(CNN) – Brett Patman never decided to become a photographer.
He began his career as a trader, working inside some of Australia’s factories, power stations and other industrial sites. But photography has always been his side hobby.
“I bought my camera in 2011 and I didn’t know what to do,” Patman explains. “I was just starting to take photos of the skyline and the city and standard postcard photos that everyone has seen millions of times. I was just thinking a little in my mind, ‘What could be more interesting than this?’ “
It turned out that the answer was hidden in plain sight.
Petman began documenting some of his visits to industrial sites. But it was the out-of-use site that piqued his interest the most – the abandoned breadmill denim factory in Melbourne’s suburb of Yaraville.
He passed through the open section of the fence and began to take pictures. What he didn’t know at the time was that he had set his life on a new path.
Since 2011, Patman has been traveling to abandoned locations across Australia to take photos – not just factories, but hotels, wool sheds, ex-homeless camps and more. Now, that’s his full-time career.
Trips down memory lane
After Petman posted pictures of himself from a closed Wangi power station in New South Wales, the flow of comments turned to flooding.

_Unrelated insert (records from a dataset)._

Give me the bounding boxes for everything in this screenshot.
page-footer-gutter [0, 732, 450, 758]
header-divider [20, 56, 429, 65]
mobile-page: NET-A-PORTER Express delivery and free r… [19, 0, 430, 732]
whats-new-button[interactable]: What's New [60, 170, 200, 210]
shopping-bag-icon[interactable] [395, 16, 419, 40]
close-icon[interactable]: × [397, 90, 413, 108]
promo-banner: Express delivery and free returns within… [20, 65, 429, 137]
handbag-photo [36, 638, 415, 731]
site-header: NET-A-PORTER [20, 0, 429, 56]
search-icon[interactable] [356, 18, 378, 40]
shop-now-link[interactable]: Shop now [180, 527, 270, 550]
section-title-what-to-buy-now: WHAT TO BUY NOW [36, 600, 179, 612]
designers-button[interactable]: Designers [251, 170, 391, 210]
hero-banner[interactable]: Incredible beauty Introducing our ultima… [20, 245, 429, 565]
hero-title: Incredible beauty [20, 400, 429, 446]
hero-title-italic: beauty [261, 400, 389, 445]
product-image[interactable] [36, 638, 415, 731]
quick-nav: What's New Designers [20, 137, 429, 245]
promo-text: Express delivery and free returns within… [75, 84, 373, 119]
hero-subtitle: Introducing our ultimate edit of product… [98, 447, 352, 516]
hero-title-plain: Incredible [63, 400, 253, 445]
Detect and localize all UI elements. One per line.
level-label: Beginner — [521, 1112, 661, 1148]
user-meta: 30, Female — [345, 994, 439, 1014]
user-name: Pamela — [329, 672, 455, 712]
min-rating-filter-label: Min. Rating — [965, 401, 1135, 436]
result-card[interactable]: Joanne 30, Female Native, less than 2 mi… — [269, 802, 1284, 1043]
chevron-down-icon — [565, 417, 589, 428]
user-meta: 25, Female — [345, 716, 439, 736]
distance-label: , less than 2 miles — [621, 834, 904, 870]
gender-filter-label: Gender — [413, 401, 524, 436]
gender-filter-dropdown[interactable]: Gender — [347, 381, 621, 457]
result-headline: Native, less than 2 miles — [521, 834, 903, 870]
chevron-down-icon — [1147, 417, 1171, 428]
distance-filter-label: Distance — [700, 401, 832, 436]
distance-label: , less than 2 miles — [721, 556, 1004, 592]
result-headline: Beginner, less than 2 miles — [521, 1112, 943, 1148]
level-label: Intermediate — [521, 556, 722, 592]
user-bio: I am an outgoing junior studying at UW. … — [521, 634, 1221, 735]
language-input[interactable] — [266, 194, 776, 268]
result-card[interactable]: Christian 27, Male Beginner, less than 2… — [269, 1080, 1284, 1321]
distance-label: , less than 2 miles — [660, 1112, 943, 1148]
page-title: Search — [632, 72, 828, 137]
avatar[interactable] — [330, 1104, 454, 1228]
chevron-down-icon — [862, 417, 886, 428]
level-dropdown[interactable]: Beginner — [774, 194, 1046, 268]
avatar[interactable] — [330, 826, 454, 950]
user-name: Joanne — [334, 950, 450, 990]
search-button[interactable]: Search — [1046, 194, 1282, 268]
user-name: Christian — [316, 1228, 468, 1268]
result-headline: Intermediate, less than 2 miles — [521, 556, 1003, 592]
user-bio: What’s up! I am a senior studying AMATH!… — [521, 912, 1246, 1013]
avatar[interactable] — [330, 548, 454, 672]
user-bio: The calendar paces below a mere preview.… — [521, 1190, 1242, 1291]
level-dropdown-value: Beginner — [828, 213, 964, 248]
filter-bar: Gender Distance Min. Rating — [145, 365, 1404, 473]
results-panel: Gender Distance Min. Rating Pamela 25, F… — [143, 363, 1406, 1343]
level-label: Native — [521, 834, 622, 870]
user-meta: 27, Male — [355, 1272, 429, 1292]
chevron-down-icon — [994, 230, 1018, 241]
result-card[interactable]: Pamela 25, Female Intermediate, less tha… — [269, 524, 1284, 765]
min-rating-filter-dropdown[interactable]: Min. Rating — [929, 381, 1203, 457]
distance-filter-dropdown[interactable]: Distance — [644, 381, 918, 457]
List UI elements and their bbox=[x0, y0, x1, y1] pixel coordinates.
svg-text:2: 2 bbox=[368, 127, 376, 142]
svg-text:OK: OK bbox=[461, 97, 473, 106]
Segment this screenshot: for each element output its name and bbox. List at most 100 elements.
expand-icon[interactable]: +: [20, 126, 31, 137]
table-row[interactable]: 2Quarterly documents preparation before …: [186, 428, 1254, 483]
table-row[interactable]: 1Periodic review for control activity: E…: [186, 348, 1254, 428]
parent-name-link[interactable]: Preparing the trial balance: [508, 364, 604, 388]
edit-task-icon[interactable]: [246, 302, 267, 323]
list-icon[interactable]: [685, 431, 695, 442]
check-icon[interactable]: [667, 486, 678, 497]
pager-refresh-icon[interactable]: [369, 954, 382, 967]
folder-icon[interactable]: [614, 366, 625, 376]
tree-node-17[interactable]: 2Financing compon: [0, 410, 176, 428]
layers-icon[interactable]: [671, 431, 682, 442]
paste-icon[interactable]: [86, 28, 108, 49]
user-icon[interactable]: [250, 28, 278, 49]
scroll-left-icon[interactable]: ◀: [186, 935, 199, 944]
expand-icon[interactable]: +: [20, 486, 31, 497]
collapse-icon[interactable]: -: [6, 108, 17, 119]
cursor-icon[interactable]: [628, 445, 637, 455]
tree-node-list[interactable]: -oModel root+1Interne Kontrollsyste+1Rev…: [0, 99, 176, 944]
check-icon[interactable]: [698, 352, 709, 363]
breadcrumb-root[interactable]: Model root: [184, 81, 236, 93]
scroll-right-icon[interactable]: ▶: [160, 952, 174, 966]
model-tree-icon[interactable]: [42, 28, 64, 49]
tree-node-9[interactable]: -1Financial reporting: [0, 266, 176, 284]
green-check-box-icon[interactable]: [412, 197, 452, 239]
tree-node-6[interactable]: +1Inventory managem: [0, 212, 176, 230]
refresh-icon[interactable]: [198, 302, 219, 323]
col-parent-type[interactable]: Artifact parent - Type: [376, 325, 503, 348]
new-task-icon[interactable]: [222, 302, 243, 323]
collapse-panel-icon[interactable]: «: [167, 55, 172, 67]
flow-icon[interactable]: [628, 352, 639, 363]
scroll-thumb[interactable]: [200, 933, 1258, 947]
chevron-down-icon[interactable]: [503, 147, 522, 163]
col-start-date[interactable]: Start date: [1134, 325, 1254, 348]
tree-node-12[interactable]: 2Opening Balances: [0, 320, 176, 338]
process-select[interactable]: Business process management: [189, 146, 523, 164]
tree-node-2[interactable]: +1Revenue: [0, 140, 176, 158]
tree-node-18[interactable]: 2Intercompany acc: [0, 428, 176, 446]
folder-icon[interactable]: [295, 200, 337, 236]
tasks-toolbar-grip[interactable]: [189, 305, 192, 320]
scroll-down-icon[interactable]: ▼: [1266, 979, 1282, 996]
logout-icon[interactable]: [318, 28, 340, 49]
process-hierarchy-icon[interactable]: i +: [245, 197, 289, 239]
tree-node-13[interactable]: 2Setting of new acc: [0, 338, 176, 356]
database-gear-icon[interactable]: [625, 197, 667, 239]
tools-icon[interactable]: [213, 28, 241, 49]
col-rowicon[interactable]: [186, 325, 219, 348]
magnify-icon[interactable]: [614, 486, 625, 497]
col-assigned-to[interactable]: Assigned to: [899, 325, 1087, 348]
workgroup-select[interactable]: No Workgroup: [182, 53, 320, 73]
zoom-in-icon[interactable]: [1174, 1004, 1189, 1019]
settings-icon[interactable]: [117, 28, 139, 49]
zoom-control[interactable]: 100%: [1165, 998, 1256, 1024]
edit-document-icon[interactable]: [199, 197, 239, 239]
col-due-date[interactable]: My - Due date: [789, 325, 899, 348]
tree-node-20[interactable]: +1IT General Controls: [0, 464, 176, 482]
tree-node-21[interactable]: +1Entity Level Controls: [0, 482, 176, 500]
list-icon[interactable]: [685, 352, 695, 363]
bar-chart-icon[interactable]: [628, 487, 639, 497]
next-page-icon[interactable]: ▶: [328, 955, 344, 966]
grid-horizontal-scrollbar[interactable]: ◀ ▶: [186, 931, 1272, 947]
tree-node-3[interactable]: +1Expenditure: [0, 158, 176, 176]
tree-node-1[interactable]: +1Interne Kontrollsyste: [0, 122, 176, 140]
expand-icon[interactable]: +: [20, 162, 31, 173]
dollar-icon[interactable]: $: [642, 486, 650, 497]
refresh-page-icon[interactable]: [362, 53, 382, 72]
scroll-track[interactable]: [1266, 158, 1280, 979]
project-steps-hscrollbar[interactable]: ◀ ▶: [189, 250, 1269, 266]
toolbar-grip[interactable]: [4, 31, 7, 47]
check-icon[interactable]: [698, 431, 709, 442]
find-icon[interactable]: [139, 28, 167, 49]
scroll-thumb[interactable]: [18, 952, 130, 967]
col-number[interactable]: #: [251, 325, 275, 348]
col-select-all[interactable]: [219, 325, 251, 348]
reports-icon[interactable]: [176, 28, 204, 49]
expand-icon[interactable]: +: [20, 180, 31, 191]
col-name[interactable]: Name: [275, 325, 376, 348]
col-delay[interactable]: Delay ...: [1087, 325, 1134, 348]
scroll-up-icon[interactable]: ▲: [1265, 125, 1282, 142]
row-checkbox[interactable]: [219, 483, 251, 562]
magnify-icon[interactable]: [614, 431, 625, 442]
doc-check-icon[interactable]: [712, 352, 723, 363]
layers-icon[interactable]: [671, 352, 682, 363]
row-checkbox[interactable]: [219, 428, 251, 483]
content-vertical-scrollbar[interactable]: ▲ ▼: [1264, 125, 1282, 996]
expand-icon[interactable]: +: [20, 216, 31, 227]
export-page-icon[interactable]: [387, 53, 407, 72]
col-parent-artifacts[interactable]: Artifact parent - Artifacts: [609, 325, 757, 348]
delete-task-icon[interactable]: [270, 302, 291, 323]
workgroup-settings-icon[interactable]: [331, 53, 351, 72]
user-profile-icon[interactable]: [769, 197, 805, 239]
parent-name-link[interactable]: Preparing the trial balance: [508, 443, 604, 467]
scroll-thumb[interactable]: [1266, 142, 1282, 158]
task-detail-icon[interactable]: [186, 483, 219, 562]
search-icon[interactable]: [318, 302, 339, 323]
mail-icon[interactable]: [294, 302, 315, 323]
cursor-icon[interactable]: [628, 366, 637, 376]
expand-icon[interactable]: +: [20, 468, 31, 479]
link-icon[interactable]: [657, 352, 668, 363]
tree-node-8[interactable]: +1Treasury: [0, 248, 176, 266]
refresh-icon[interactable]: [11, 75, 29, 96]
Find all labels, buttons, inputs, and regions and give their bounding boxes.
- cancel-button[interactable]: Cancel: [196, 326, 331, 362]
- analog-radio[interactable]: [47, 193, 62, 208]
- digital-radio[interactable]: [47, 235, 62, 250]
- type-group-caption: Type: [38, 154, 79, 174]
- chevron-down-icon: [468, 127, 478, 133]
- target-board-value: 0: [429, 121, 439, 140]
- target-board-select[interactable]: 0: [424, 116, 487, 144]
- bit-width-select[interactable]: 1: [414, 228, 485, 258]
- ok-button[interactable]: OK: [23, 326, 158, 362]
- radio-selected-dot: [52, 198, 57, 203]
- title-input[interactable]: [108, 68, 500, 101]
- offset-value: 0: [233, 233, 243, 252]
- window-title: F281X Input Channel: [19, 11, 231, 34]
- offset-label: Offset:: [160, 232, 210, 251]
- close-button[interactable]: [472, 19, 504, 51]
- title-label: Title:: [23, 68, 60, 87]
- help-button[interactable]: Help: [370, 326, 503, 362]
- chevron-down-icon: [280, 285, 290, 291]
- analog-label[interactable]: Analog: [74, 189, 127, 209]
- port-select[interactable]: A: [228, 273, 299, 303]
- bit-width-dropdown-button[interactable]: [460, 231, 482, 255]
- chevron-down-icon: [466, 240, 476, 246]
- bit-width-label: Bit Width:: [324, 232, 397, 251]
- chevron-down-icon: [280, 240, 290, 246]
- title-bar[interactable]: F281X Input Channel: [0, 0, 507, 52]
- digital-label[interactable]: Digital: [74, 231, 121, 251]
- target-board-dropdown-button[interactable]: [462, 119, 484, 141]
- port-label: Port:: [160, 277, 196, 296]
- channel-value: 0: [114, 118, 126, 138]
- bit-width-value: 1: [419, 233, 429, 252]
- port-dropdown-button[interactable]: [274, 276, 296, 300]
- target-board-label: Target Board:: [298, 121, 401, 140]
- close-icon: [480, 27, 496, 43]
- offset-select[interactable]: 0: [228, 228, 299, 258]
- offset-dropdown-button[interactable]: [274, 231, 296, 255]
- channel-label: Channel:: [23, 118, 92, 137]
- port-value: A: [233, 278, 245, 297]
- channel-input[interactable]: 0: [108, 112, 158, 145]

“There was this flow of workers and families and workers ‘families and brothers and mothers and fathers and everyone would come in and say,’ Oh, look. I was working in that room. I was working in that workshop. Do you remember Bob who Run the store? God, it was hard to deal with, “says Patman.

Boiler of Wangi Power Station, which was shut down in 1986.
Brett Patman / Lost Collective
But positive memories are not everywhere.
One of Patman’s most controversial shootings was at Calvin Park Hospital for the Insane, a former psychiatric institution in the Sydney area. The government commission at the hospital found that there was a widespread culture of abuse.
At an event where Patman was presenting some of his photographs, a woman in the audience spoke up and said her brother was physically abused there and it was not appropriate to take artistic pictures of where a lot of bad things happened.
Patman acknowledges how horrible things happened in Calvin Park, but believes it’s just as important to document the bad.
“I think it’s important to record history,” he says. “If he encourages people who have had a part of that history and have something to say, it’s, for me, worth it.”